Il y a un peu plus d’une cinquantaine d’années, — en face du Grand Mécatina, sur la côte du Labrador, — vivait une pauvre famille de pêcheurs, composée du père, de la mère, de deux enfants (un garçon et une fille), et du cousin de ces derniers.

Le chef de la famille s’appelait Labarou ; le fils, Arthur, et le cousin, Gaspard.

Quant aux deux femmes, l’une répondait au nom de mère Hélène et l’autre au sobriquet de Mimie.

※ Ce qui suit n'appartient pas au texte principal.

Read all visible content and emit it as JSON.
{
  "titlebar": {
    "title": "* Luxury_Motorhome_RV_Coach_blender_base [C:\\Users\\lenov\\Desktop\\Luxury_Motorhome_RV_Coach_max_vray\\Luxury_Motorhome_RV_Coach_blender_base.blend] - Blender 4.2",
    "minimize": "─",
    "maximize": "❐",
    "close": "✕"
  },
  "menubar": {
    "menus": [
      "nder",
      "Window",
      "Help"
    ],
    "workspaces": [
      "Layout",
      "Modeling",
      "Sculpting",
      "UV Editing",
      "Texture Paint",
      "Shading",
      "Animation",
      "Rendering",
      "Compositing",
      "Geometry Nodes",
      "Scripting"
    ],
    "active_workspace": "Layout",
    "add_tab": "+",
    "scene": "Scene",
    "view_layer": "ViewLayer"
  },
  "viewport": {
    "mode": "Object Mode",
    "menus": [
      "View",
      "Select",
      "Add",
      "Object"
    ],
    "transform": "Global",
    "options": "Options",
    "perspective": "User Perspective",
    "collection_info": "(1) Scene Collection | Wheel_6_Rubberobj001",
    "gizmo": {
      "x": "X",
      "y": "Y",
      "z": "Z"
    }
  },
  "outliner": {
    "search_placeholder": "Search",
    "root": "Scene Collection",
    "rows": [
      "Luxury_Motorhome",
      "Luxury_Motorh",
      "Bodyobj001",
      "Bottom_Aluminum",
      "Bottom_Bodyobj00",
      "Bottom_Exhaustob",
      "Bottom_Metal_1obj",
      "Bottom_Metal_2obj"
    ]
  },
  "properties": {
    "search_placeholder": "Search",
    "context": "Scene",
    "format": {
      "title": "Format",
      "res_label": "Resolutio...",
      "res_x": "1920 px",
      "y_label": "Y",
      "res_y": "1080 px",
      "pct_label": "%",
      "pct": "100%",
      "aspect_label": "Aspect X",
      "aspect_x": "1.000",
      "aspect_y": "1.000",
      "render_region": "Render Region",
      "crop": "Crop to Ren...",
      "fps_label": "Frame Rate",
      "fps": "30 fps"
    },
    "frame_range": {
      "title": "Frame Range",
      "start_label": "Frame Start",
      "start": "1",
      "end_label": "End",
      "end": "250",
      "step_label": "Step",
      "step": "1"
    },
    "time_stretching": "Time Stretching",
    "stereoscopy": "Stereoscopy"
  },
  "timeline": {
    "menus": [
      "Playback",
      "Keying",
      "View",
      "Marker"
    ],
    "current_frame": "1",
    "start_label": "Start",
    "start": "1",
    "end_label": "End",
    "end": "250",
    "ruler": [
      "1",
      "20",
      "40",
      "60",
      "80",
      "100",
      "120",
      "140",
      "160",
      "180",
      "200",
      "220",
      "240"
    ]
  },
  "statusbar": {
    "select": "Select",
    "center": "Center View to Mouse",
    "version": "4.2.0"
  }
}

Tout ce petit monde vivait en parfaite intelligence, se contentait de peu et n’avait pas la moindre idée que l’on fût plus heureux ailleurs que sur cette lisière de côte désolée qu’il habitait.

Pour peu que la pêche allât bien, que la tempête ne vînt pas démolir la barque ou abîmer les filets et que le hareng, la morue et le maquereau fissent leur migration au temps voulu, on n’en demandait pas davantage.

L’automne et le printemps, une goélette de cabotage parcourait cette partie de la côte, approvisionnant les pêcheurs échelonnés çà et là, achetait leur poisson et les quittait pour ne revenir qu’à la nouvelle saison navigable.

Quelquefois cette goélette avait à son bord un missionnaire, chargé des intérêts spirituels de cette vaste étendue de pays.

Et cette visite bisannuelle, impatiemment attendue, constituait tout le commerce qu’avait avec le reste de l’humanité la petite colonie de Kécarpoui.

Car c’était sur la rive droite de la rivière Kécarpoui, à son embouchure même dans le fond de la baie du même nom, que la famille Labarou avait assis son établissement.

Cela remontait à 1840.

Un soir de cette année-là, en juillet, une barque de pêche lourdement chargée abordait sur cette plage.

Elle portait les Labarou et tout ce qu’ils possédaient : articles de ménage, provisions et agrès.

Le père, — un Français des îles Miquelon, — fuyait la justice de la colonie lancée à ses trousses pour le meurtre d’un camarade, commis dans une de ces rixes si fréquentes entre pêcheurs et matelots, lorsqu’ils arrosent trop largement le plaisir qu’ils éprouvent de se retrouver sur le plancher des vaches.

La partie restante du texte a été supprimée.